鶫の書

鶫書房房主の古書蒐集と読書の記録です。

秋艸道人、題簽

 2022年2月18日である。

 

 高橋文彦著・財前謙編『會津八一題簽録』(武蔵野書院・2005年) 1180円。

 小笠原忠編『会津八一歌がたみ 奈良』(宝文館・1979年) 新装版 帯 300円。

 

 いずれもネットで購入。題簽録はまだ新刊も売っているけれども、良い本。
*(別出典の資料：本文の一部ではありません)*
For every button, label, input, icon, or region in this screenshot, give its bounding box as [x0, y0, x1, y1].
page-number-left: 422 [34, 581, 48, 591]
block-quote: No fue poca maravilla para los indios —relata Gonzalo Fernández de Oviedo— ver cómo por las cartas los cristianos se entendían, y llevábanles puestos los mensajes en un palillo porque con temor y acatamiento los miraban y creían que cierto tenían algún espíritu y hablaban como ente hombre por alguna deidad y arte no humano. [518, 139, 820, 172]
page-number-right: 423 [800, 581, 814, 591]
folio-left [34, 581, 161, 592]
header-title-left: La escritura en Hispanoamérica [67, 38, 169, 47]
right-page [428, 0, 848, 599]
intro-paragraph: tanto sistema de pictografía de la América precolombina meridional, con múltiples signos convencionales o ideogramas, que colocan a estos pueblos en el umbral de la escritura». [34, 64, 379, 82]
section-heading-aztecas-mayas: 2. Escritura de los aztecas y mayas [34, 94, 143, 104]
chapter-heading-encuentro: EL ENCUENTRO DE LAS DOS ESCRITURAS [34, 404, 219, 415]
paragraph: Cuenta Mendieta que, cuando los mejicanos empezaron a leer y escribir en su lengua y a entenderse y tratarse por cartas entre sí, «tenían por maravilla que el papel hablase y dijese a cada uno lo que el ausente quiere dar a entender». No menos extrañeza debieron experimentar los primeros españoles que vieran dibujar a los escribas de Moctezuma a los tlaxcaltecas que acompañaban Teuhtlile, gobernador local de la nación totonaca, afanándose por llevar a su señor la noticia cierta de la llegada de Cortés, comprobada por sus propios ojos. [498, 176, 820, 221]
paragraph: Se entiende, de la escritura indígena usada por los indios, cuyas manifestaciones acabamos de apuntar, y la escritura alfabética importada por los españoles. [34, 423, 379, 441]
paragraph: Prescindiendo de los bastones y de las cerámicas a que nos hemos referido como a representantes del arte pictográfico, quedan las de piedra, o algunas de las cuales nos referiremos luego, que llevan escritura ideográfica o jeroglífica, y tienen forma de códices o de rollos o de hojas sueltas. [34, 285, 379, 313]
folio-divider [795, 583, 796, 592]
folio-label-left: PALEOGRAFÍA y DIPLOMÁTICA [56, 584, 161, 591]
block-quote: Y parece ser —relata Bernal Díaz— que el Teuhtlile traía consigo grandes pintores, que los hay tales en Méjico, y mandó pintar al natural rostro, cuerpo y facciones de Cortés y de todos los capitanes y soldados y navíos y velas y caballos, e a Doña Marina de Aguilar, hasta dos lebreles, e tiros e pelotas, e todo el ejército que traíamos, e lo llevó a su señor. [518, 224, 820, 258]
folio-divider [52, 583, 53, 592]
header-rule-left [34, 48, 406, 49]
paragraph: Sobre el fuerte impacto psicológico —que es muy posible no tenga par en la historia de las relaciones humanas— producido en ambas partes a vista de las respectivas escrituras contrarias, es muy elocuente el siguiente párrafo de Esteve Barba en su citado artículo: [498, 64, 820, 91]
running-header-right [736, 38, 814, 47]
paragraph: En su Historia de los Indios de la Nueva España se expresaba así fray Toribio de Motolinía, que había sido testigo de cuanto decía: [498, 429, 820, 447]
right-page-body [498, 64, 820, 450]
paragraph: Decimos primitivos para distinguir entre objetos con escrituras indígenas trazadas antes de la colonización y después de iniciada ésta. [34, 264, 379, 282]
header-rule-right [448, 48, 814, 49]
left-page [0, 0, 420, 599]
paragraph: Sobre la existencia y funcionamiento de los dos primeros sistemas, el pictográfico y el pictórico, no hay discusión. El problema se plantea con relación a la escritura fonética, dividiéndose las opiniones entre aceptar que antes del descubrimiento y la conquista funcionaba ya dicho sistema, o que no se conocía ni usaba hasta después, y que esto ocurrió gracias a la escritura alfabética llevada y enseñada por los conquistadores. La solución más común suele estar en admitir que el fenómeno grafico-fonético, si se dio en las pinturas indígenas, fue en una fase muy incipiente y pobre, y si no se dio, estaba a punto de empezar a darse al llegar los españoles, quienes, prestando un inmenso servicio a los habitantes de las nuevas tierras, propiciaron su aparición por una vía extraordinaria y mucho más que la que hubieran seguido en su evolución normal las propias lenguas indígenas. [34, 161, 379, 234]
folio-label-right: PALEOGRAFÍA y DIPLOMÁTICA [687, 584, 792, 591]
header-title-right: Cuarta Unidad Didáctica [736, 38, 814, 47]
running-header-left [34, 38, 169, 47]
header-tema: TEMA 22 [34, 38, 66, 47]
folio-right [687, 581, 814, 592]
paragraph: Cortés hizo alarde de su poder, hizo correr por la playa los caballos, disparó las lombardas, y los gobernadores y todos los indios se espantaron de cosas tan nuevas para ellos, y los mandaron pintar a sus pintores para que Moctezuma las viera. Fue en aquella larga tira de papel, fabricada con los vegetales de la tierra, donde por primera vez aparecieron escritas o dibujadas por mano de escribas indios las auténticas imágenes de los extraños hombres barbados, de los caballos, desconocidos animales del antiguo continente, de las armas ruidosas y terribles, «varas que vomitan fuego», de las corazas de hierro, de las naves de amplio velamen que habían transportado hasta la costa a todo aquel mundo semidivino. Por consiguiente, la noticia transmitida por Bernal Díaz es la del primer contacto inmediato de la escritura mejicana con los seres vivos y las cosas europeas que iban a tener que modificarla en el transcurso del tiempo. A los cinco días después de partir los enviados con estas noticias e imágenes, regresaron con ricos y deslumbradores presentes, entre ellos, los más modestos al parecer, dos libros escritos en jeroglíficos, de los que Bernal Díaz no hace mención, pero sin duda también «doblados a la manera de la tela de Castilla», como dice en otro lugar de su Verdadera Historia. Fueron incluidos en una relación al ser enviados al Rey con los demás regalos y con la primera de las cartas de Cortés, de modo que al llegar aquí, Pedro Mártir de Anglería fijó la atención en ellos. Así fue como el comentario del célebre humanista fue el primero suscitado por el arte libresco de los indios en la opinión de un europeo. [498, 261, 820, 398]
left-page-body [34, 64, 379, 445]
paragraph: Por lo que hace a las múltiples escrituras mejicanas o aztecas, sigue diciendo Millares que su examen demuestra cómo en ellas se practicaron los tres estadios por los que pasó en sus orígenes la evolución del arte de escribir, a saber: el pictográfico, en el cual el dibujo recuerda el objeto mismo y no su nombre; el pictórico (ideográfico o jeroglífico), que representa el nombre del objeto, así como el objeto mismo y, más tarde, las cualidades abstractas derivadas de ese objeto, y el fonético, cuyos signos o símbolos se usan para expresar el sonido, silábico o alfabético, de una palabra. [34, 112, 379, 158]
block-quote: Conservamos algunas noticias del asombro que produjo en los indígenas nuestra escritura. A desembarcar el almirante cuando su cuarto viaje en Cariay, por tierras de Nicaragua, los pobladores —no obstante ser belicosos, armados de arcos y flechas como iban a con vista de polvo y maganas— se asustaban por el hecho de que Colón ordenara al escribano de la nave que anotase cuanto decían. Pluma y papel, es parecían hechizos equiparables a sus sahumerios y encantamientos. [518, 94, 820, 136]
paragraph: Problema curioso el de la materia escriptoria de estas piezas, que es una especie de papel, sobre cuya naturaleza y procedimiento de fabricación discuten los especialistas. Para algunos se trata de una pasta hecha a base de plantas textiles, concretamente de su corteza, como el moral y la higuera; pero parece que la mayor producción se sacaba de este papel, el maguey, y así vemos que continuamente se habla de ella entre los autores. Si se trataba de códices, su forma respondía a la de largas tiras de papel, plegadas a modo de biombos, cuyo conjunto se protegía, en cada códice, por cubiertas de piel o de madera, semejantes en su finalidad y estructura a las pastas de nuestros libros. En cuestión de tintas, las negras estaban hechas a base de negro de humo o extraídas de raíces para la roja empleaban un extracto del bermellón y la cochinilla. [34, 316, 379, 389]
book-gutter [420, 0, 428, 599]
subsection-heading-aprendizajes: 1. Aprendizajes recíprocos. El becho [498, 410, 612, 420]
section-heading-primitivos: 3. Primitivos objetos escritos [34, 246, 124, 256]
八一が題簽を書いている歌集歌書や歌誌は、やはり早稲田系の人々、窪田空穂門下の人々が多い。歌集歌書では窪田空穂『さざれ水』、吉野秀雄『苔径集』『寒蟬集』『早梅集』、岩津資雄『事に触れて』、染谷進『染谷進歌集』、村崎凡人『御歌人としての後鳥羽上皇』、谷馨『青雲』、世良延雄『蒲の穂』、村木清一郎『譯萬葉』、今井雨葉『寒窓集』、歌誌では『槻の木』(一時期改題されていた時の誌名『國文學』も)、『遍路』、『作歌』、『はたれ』、『新潟短歌』などか。清水信主宰の新短歌雑誌『作歌』の題簽は意外である。

 歌集ではないが、村上龜齢『惜春雑記』について八一は後に「実につまらぬ本にて題簽せしことを後悔せり」という封書を残している。こういう事もむろんあるのであろう。